White Sox manager Rick Renteria challenged the ruling on the field, but it was upheld after replay review. Anderson had a brief conversation with umpire Joe West then went back to his position. Shortly thereafter, West ejected Anderson, who became irate.

After the game, Anderson said of West, via Vinnie Duber of NBC Sports Chicago, “I asked him a question, and he kind of got pissed at me. I asked him if he saw [Báez] reach for my leg in the replay. He asked me if I was going to argue that, and I said, ‘No, I was just asking a question.’ And after that I didn’t say anything else. He started barking at me. Kept staring me down. I gave him, ‘Why you keep looking at me?’ Did that twice and threw me out.”

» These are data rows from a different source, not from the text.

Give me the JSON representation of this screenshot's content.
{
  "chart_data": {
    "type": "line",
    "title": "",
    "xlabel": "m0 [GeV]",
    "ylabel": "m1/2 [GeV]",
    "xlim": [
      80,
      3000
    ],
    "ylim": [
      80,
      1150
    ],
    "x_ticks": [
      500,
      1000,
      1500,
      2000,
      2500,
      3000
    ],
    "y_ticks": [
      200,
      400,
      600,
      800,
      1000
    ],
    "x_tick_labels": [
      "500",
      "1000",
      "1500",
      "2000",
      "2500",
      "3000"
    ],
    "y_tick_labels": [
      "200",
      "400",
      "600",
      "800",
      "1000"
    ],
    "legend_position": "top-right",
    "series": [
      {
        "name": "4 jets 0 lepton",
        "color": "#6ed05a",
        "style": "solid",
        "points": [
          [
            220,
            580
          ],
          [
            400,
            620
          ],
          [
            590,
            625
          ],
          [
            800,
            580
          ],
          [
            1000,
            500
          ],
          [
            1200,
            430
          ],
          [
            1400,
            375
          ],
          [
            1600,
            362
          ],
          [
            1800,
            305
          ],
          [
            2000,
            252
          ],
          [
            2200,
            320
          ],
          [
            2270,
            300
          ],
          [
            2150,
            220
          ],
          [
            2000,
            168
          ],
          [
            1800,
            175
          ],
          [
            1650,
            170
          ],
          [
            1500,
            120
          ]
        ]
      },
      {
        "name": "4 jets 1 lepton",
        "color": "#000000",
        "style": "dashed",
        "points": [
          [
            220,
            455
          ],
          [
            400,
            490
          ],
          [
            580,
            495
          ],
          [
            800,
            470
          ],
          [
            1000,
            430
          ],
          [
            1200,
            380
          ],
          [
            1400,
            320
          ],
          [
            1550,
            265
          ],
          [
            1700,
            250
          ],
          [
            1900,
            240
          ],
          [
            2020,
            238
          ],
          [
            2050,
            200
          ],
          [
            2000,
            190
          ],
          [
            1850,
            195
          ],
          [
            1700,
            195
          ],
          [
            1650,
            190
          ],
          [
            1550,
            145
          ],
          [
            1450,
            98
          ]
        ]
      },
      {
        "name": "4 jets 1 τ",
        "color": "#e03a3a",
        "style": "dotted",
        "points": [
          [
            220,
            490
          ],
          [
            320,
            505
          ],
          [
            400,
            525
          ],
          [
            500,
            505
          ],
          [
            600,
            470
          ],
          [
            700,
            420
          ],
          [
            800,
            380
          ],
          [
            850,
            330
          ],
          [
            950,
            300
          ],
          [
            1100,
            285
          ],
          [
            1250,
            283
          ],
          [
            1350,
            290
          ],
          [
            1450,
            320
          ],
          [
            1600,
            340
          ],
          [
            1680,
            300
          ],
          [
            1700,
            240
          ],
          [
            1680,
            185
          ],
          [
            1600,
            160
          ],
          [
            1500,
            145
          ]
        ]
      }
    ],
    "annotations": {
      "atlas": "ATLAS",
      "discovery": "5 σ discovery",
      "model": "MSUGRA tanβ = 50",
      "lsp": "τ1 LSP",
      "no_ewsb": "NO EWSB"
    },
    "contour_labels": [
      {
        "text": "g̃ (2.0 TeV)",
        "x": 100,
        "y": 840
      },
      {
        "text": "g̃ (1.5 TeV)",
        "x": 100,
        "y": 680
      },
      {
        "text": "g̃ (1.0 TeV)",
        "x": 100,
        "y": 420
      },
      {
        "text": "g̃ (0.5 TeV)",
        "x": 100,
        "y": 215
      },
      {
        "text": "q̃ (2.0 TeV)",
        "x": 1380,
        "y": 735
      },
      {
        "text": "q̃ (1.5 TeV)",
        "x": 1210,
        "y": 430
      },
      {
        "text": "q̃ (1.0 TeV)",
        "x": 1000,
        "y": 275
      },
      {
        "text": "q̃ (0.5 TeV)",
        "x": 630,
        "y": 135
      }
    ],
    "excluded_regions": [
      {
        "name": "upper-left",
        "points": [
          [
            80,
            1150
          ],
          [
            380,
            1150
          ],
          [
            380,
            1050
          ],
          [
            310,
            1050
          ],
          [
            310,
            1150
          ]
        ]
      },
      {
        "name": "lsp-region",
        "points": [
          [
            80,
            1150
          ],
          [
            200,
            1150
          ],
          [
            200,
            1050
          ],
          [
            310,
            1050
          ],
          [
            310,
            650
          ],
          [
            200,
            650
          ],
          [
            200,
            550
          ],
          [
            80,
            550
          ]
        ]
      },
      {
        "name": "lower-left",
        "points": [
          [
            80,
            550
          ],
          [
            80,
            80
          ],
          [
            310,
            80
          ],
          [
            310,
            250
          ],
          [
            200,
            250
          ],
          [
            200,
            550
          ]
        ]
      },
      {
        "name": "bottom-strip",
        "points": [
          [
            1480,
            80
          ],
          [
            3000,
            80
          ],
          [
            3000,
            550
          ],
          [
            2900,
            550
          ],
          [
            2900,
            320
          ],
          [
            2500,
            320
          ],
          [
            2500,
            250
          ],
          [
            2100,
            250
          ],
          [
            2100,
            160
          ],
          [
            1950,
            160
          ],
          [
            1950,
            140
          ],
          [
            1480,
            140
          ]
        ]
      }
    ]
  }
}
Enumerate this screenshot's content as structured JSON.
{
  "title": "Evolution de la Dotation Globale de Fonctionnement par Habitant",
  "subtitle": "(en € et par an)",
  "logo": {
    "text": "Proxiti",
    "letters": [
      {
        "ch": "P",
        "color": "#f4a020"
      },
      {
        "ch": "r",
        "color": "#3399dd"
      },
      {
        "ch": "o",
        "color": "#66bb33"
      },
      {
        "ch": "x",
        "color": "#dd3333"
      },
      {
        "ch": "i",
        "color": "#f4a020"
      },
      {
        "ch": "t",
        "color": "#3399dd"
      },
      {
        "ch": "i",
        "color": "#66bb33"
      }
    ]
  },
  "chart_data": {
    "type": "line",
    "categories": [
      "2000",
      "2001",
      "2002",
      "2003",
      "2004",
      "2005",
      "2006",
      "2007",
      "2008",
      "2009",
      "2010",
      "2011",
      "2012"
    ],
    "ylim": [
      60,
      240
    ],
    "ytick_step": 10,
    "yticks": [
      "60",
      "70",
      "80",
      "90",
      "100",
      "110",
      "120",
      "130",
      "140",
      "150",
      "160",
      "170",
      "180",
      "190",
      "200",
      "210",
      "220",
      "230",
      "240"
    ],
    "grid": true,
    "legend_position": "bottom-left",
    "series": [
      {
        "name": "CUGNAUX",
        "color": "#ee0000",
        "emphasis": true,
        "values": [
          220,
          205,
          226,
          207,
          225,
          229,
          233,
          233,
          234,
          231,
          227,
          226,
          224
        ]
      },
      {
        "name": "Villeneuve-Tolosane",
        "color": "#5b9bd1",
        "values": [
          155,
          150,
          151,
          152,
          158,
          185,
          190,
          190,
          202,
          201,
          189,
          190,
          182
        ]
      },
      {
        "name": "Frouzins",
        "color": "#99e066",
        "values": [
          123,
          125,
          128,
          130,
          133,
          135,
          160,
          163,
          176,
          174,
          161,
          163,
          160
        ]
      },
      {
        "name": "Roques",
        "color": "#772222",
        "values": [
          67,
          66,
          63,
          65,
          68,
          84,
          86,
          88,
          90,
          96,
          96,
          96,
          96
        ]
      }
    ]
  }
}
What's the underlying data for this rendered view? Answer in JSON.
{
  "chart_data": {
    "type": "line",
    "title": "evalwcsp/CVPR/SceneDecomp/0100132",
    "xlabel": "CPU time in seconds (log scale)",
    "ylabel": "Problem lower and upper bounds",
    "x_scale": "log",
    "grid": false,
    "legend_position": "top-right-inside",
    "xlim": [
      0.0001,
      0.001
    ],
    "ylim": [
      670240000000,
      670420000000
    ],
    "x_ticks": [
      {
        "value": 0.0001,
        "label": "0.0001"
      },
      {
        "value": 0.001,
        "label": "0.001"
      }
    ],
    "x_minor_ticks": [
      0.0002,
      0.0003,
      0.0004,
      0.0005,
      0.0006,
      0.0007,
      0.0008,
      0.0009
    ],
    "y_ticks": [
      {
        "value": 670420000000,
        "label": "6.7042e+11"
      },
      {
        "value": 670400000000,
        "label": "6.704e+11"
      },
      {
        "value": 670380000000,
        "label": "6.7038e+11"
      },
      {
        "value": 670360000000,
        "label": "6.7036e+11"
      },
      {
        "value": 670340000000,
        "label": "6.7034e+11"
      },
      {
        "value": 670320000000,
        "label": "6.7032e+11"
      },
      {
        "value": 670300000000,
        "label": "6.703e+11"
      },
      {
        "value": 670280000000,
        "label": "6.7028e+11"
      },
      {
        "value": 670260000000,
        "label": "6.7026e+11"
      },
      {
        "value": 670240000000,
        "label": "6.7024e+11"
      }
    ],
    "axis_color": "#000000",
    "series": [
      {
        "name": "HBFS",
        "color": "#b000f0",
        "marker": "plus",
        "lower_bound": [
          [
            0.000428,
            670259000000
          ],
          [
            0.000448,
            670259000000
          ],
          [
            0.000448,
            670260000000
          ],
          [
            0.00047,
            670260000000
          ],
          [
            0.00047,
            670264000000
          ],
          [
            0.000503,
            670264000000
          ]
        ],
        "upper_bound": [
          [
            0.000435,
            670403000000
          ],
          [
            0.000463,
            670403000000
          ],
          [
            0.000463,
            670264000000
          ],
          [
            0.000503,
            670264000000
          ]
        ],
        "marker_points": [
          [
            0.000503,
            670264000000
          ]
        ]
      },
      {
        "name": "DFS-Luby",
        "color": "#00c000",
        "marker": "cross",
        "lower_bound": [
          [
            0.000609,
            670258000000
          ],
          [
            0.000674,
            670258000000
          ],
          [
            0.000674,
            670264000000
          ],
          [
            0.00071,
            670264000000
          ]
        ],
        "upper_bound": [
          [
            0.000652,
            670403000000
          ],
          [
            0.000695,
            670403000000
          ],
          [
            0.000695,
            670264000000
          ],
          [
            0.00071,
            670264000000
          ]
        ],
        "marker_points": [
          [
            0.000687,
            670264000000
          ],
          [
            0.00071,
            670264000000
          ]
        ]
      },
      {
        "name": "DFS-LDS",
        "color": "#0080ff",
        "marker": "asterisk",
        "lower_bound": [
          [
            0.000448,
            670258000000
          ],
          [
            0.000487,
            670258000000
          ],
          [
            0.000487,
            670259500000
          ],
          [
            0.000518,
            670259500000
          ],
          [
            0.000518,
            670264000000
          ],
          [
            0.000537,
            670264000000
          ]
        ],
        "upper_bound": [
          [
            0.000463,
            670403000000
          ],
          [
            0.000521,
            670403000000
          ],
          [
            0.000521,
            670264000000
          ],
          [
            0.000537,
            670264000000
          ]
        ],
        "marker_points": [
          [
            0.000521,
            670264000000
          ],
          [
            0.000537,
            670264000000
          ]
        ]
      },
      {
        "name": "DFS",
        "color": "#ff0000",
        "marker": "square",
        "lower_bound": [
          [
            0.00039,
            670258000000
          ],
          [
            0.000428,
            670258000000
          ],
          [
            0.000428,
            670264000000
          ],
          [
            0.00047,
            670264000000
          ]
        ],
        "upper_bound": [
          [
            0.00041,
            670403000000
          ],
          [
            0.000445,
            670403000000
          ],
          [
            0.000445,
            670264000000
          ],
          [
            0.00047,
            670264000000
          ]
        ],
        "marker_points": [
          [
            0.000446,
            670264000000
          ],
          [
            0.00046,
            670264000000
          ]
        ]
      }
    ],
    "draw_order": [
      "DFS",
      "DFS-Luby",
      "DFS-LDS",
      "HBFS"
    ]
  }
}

Anderson then said, “I don’t have much to say about him. Everybody knows he’s terrible. But I didn’t say much and he threw me out. It’s OK.” Anderson added about the play in which one can see Báez reach his arm out to interfere with Anderson, “Yeah, definitely. You could see it in the replay. That’s just one of the many that they missed in New York, I guess.”

Anderson’s criticism of West doesn’t come as a surprise. West has had a reputation as an instigator for decades. Major League Baseball almost never holds umpires accountable for their conduct on the field and some umpires, like West, take advantage of this knowledge.

It was a bittersweet ending for Anderson as he homered earlier in the game, becoming the first White Sox shortstop ever to have 20 home runs and 20 stolen bases in the same season. It’s just the sixth 20/20 season in White Sox history, joining Alex Ríos (2010, 2012), Ray Durham (2001), Magglio Ordóñez (2001), and Tommie Agee.

Anderson accounted for the only run the White Sox scored on Sunday against the Cubs with an RBI double. On the season, he’s hitting .243/.284/.412 with those 20 homers, 26 steals, 64 RBI, and 76 runs in 594 plate appearances.